Unterstützte Beschäftigung/ Supported Employment-(SE) Programme für Menschen mit psychischen Störungen haben sich im deutschsprachigen Raum in den vergangenen Jahren zunehmend etabliert. Im Gegensatz zu konventionellen Arbeitsrehabilitationsprogrammen setzt dieser Ansatz auf den direkten Einstieg im ersten Arbeitsmarkt. Dieses Symposium gibt einen Überblick über aktuelle Forschungsprojekte, die SE-Programme untersuchen, insbesondere auch in Settings, die bisher kaum in Betracht gekommen sind, beispielsweise im Ausbildungsbereich für Jugendliche und junge Erwachsene oder beim Arbeitsplatzerhalt in Betrieben.

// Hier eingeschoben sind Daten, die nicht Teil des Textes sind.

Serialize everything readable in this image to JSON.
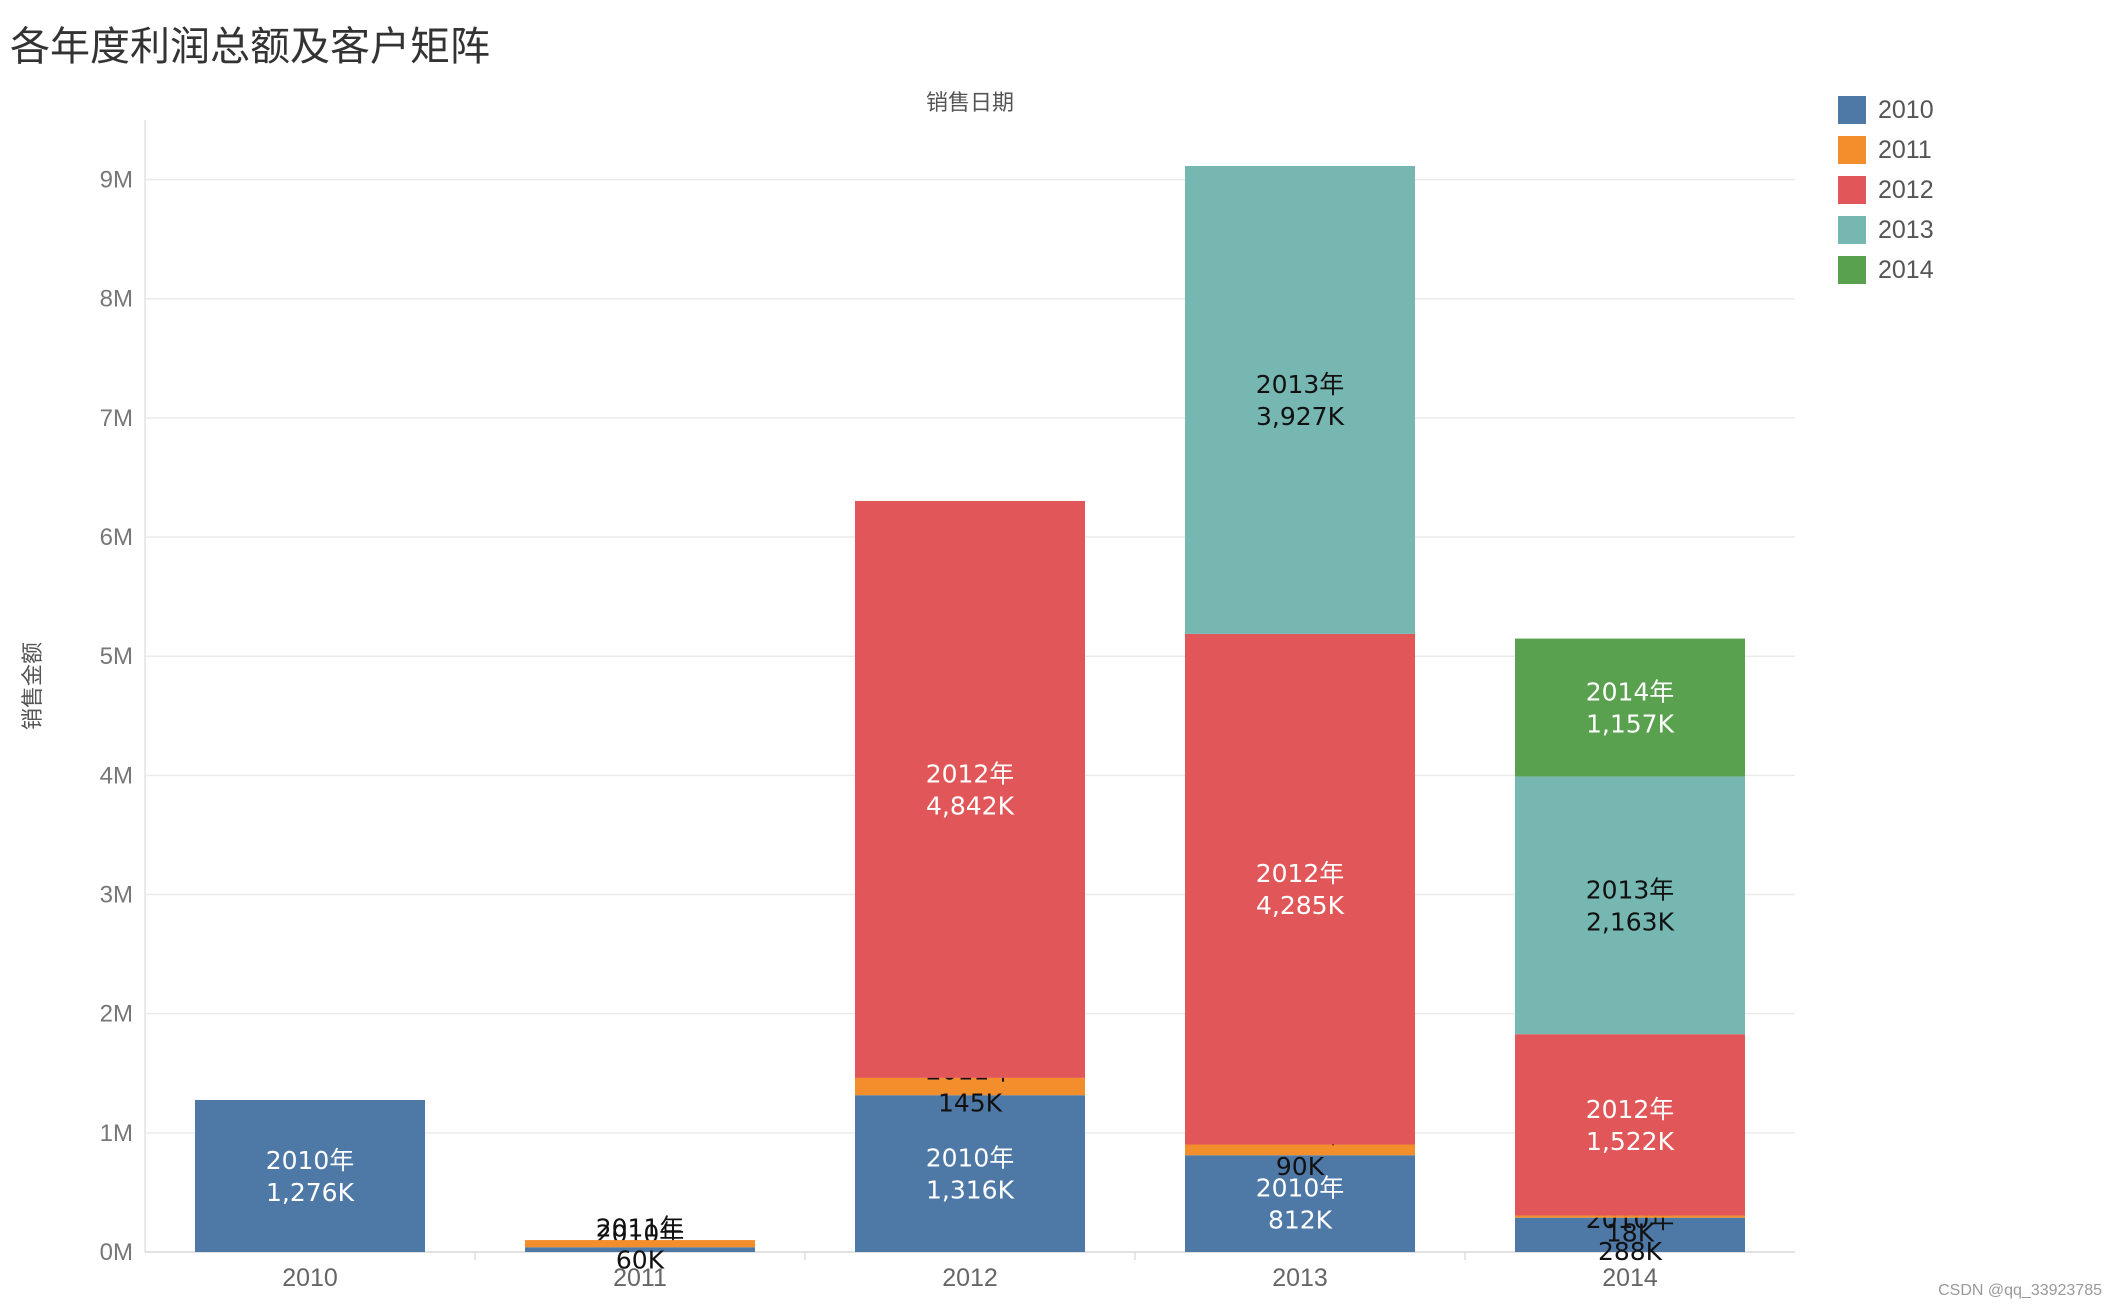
{
  "title": "各年度利润总额及客户矩阵",
  "watermark": "CSDN @qq_33923785",
  "chart_data": {
    "type": "bar",
    "stacked": true,
    "xlabel": "销售日期",
    "ylabel": "销售金额",
    "ylim": [
      0,
      9500000
    ],
    "y_ticks": [
      0,
      1000000,
      2000000,
      3000000,
      4000000,
      5000000,
      6000000,
      7000000,
      8000000,
      9000000
    ],
    "y_tick_labels": [
      "0M",
      "1M",
      "2M",
      "3M",
      "4M",
      "5M",
      "6M",
      "7M",
      "8M",
      "9M"
    ],
    "categories": [
      "2010",
      "2011",
      "2012",
      "2013",
      "2014"
    ],
    "grid": true,
    "legend_position": "top-right",
    "series": [
      {
        "name": "2010",
        "color": "#4e79a7",
        "values": [
          1276000,
          40000,
          1316000,
          812000,
          288000
        ],
        "labels": [
          "2010年\n1,276K",
          "2010年\n",
          "2010年\n1,316K",
          "2010年\n812K",
          "2010年\n288K"
        ],
        "label_colors": [
          "#ffffff",
          "#111111",
          "#ffffff",
          "#ffffff",
          "#111111"
        ]
      },
      {
        "name": "2011",
        "color": "#f28e2b",
        "values": [
          0,
          60000,
          145000,
          90000,
          18000
        ],
        "labels": [
          "",
          "2011年\n60K",
          "2011年\n145K",
          "2011年\n90K",
          "2011年\n18K"
        ],
        "label_colors": [
          "#111111",
          "#111111",
          "#111111",
          "#111111",
          "#111111"
        ]
      },
      {
        "name": "2012",
        "color": "#e15759",
        "values": [
          0,
          0,
          4842000,
          4285000,
          1522000
        ],
        "labels": [
          "",
          "",
          "2012年\n4,842K",
          "2012年\n4,285K",
          "2012年\n1,522K"
        ],
        "label_colors": [
          "#ffffff",
          "#ffffff",
          "#ffffff",
          "#ffffff",
          "#ffffff"
        ]
      },
      {
        "name": "2013",
        "color": "#76b7b2",
        "values": [
          0,
          0,
          0,
          3927000,
          2163000
        ],
        "labels": [
          "",
          "",
          "",
          "2013年\n3,927K",
          "2013年\n2,163K"
        ],
        "label_colors": [
          "#111111",
          "#111111",
          "#111111",
          "#111111",
          "#111111"
        ]
      },
      {
        "name": "2014",
        "color": "#59a14f",
        "values": [
          0,
          0,
          0,
          0,
          1157000
        ],
        "labels": [
          "",
          "",
          "",
          "",
          "2014年\n1,157K"
        ],
        "label_colors": [
          "#ffffff",
          "#ffffff",
          "#ffffff",
          "#ffffff",
          "#ffffff"
        ]
      }
    ]
  }
}
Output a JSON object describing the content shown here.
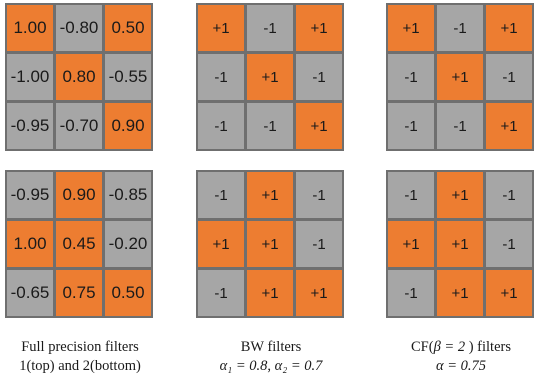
{
  "colors": {
    "orange": "#ed7d31",
    "gray": "#a6a6a6",
    "border": "#6f6f6f"
  },
  "grids": [
    {
      "name": "full-precision-filter-1",
      "style": "full",
      "cells": [
        {
          "v": "1.00",
          "c": "orange"
        },
        {
          "v": "-0.80",
          "c": "gray"
        },
        {
          "v": "0.50",
          "c": "orange"
        },
        {
          "v": "-1.00",
          "c": "gray"
        },
        {
          "v": "0.80",
          "c": "orange"
        },
        {
          "v": "-0.55",
          "c": "gray"
        },
        {
          "v": "-0.95",
          "c": "gray"
        },
        {
          "v": "-0.70",
          "c": "gray"
        },
        {
          "v": "0.90",
          "c": "orange"
        }
      ]
    },
    {
      "name": "bw-filter-1",
      "style": "bin",
      "cells": [
        {
          "v": "+1",
          "c": "orange"
        },
        {
          "v": "-1",
          "c": "gray"
        },
        {
          "v": "+1",
          "c": "orange"
        },
        {
          "v": "-1",
          "c": "gray"
        },
        {
          "v": "+1",
          "c": "orange"
        },
        {
          "v": "-1",
          "c": "gray"
        },
        {
          "v": "-1",
          "c": "gray"
        },
        {
          "v": "-1",
          "c": "gray"
        },
        {
          "v": "+1",
          "c": "orange"
        }
      ]
    },
    {
      "name": "cf-filter-1",
      "style": "bin",
      "cells": [
        {
          "v": "+1",
          "c": "orange"
        },
        {
          "v": "-1",
          "c": "gray"
        },
        {
          "v": "+1",
          "c": "orange"
        },
        {
          "v": "-1",
          "c": "gray"
        },
        {
          "v": "+1",
          "c": "orange"
        },
        {
          "v": "-1",
          "c": "gray"
        },
        {
          "v": "-1",
          "c": "gray"
        },
        {
          "v": "-1",
          "c": "gray"
        },
        {
          "v": "+1",
          "c": "orange"
        }
      ]
    },
    {
      "name": "full-precision-filter-2",
      "style": "full",
      "cells": [
        {
          "v": "-0.95",
          "c": "gray"
        },
        {
          "v": "0.90",
          "c": "orange"
        },
        {
          "v": "-0.85",
          "c": "gray"
        },
        {
          "v": "1.00",
          "c": "orange"
        },
        {
          "v": "0.45",
          "c": "orange"
        },
        {
          "v": "-0.20",
          "c": "gray"
        },
        {
          "v": "-0.65",
          "c": "gray"
        },
        {
          "v": "0.75",
          "c": "orange"
        },
        {
          "v": "0.50",
          "c": "orange"
        }
      ]
    },
    {
      "name": "bw-filter-2",
      "style": "bin",
      "cells": [
        {
          "v": "-1",
          "c": "gray"
        },
        {
          "v": "+1",
          "c": "orange"
        },
        {
          "v": "-1",
          "c": "gray"
        },
        {
          "v": "+1",
          "c": "orange"
        },
        {
          "v": "+1",
          "c": "orange"
        },
        {
          "v": "-1",
          "c": "gray"
        },
        {
          "v": "-1",
          "c": "gray"
        },
        {
          "v": "+1",
          "c": "orange"
        },
        {
          "v": "+1",
          "c": "orange"
        }
      ]
    },
    {
      "name": "cf-filter-2",
      "style": "bin",
      "cells": [
        {
          "v": "-1",
          "c": "gray"
        },
        {
          "v": "+1",
          "c": "orange"
        },
        {
          "v": "-1",
          "c": "gray"
        },
        {
          "v": "+1",
          "c": "orange"
        },
        {
          "v": "+1",
          "c": "orange"
        },
        {
          "v": "-1",
          "c": "gray"
        },
        {
          "v": "-1",
          "c": "gray"
        },
        {
          "v": "+1",
          "c": "orange"
        },
        {
          "v": "+1",
          "c": "orange"
        }
      ]
    }
  ],
  "captions": {
    "full": {
      "line1": "Full precision filters",
      "line2": "1(top) and 2(bottom)"
    },
    "bw": {
      "line1": "BW filters",
      "line2_alpha1": "α₁ = 0.8",
      "line2_sep": ", ",
      "line2_alpha2": "α₂ = 0.7"
    },
    "cf": {
      "line1_pre": "CF(",
      "line1_beta": "β = 2",
      "line1_post": " ) filters",
      "line2": "α = 0.75"
    }
  }
}
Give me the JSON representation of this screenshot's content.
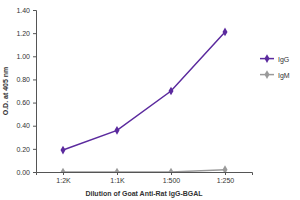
{
  "chart_data": {
    "type": "line",
    "x_label": "Dilution of Goat Anti-Rat IgG-BGAL",
    "y_label": "O.D. at 405 nm",
    "categories": [
      "1:2K",
      "1:1K",
      "1:500",
      "1:250"
    ],
    "series": [
      {
        "name": "IgG",
        "color": "#5b2a9e",
        "marker": "diamond",
        "line_style": "solid",
        "values": [
          0.19,
          0.36,
          0.7,
          1.21
        ]
      },
      {
        "name": "IgM",
        "color": "#9a9a9a",
        "marker": "diamond",
        "line_style": "solid",
        "values": [
          0.0,
          0.0,
          0.0,
          0.02
        ]
      }
    ],
    "ylim": [
      0,
      1.4
    ],
    "yticks": [
      {
        "value": 0,
        "label": "0.00"
      },
      {
        "value": 0.2,
        "label": "0.20"
      },
      {
        "value": 0.4,
        "label": "0.40"
      },
      {
        "value": 0.6,
        "label": "0.60"
      },
      {
        "value": 0.8,
        "label": "0.80"
      },
      {
        "value": 1.0,
        "label": "1.00"
      },
      {
        "value": 1.2,
        "label": "1.20"
      },
      {
        "value": 1.4,
        "label": "1.40"
      }
    ],
    "grid": false,
    "legend": "right"
  }
}
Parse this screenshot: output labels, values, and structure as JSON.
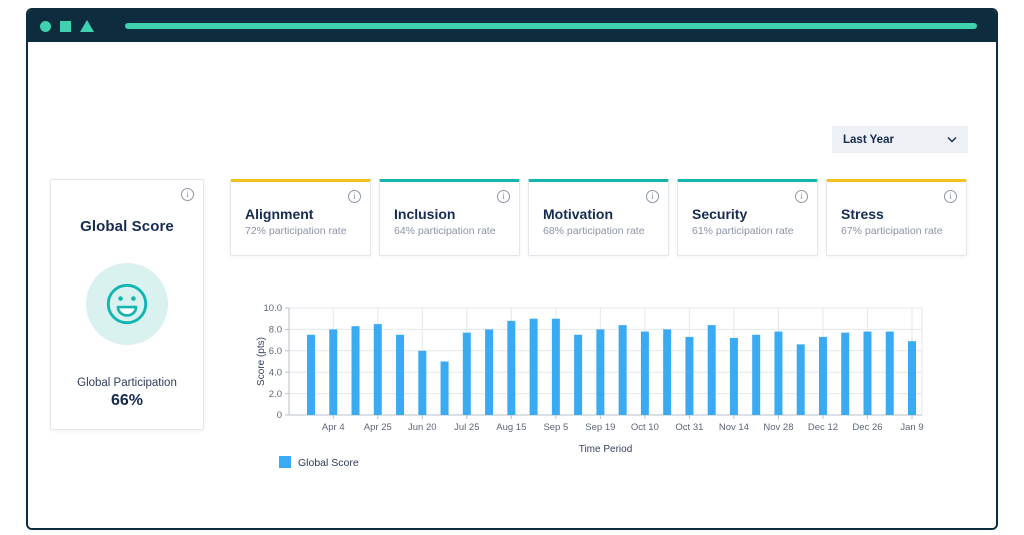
{
  "window": {
    "controls": [
      "circle",
      "square",
      "triangle"
    ],
    "accent_color": "#3fd2b0",
    "frame_color": "#0d2c3e"
  },
  "filter": {
    "label": "Last Year"
  },
  "global_card": {
    "title": "Global Score",
    "participation_label": "Global Participation",
    "participation_value": "66%",
    "mood_icon": "smiley-happy",
    "icon_stroke": "#13b5b1",
    "icon_bg": "#d9f1ef"
  },
  "metric_cards": [
    {
      "title": "Alignment",
      "subtitle": "72% participation rate",
      "accent_color": "#f2c21c"
    },
    {
      "title": "Inclusion",
      "subtitle": "64% participation rate",
      "accent_color": "#13b5ae"
    },
    {
      "title": "Motivation",
      "subtitle": "68% participation rate",
      "accent_color": "#13b5ae"
    },
    {
      "title": "Security",
      "subtitle": "61% participation rate",
      "accent_color": "#13b5ae"
    },
    {
      "title": "Stress",
      "subtitle": "67% participation rate",
      "accent_color": "#f2c21c"
    }
  ],
  "chart_data": {
    "type": "bar",
    "series_name": "Global Score",
    "title": "",
    "xlabel": "Time Period",
    "ylabel": "Score (pts)",
    "ylim": [
      0,
      10
    ],
    "ytick_labels": [
      "0",
      "2.0",
      "4.0",
      "6.0",
      "8.0",
      "10.0"
    ],
    "grid": true,
    "legend_position": "bottom-left",
    "x_labels": [
      "",
      "Apr 4",
      "",
      "Apr 25",
      "",
      "Jun 20",
      "",
      "Jul 25",
      "",
      "Aug 15",
      "",
      "Sep 5",
      "",
      "Sep 19",
      "",
      "Oct 10",
      "",
      "Oct 31",
      "",
      "Nov 14",
      "",
      "Nov 28",
      "",
      "Dec 12",
      "",
      "Dec 26",
      "",
      "Jan 9"
    ],
    "values": [
      7.5,
      8.0,
      8.3,
      8.5,
      7.5,
      6.0,
      5.0,
      7.7,
      8.0,
      8.8,
      9.0,
      9.0,
      7.5,
      8.0,
      8.4,
      7.8,
      8.0,
      7.3,
      8.4,
      7.2,
      7.5,
      7.8,
      6.6,
      7.3,
      7.7,
      7.8,
      7.8,
      6.9
    ],
    "colors": {
      "bar": "#3aabf3",
      "grid": "#e4e7ec",
      "axis": "#b9c0cb",
      "tick_text": "#5d6678",
      "axis_label_text": "#36425f",
      "legend_text": "#2c3a57"
    }
  }
}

Das Symposium besteht aus folgenden Beiträgen:
Simeon Zürcher, Dirk Richter (Bern): Supported Education bei jungen Menschen – Forschungsstand und Projektumsetzung
Dorothea Jäckel, Andreas Bechdolf, Karolina Leopold (Berlin): Individual Placement and Support (IPS) für junge Erwachsene mit Psychosen: Ergebnisse des ersten RCTs in Deutschland
Uta Gühne (Leipzig): IMPPETUS Teil I: Unterstützung zur Teilhabe an Arbeit für Menschen mit schweren psychischen Störungen: Ergebnisse aus dem IMPPETUS Projekt
Dirk Richter, Simeon Zürcher (Bern): Arbeitsplatzerhalt versus Wiedereinstieg – Resultate einer komparativen Beobachtungsstudie
13:30 Uhr
Individual Placement and Support (IPS) für junge Erwachsene mit Psychosen: Ergebnisse des ersten RCTs in Deutschland
D. Jäckel (Berlin, DE)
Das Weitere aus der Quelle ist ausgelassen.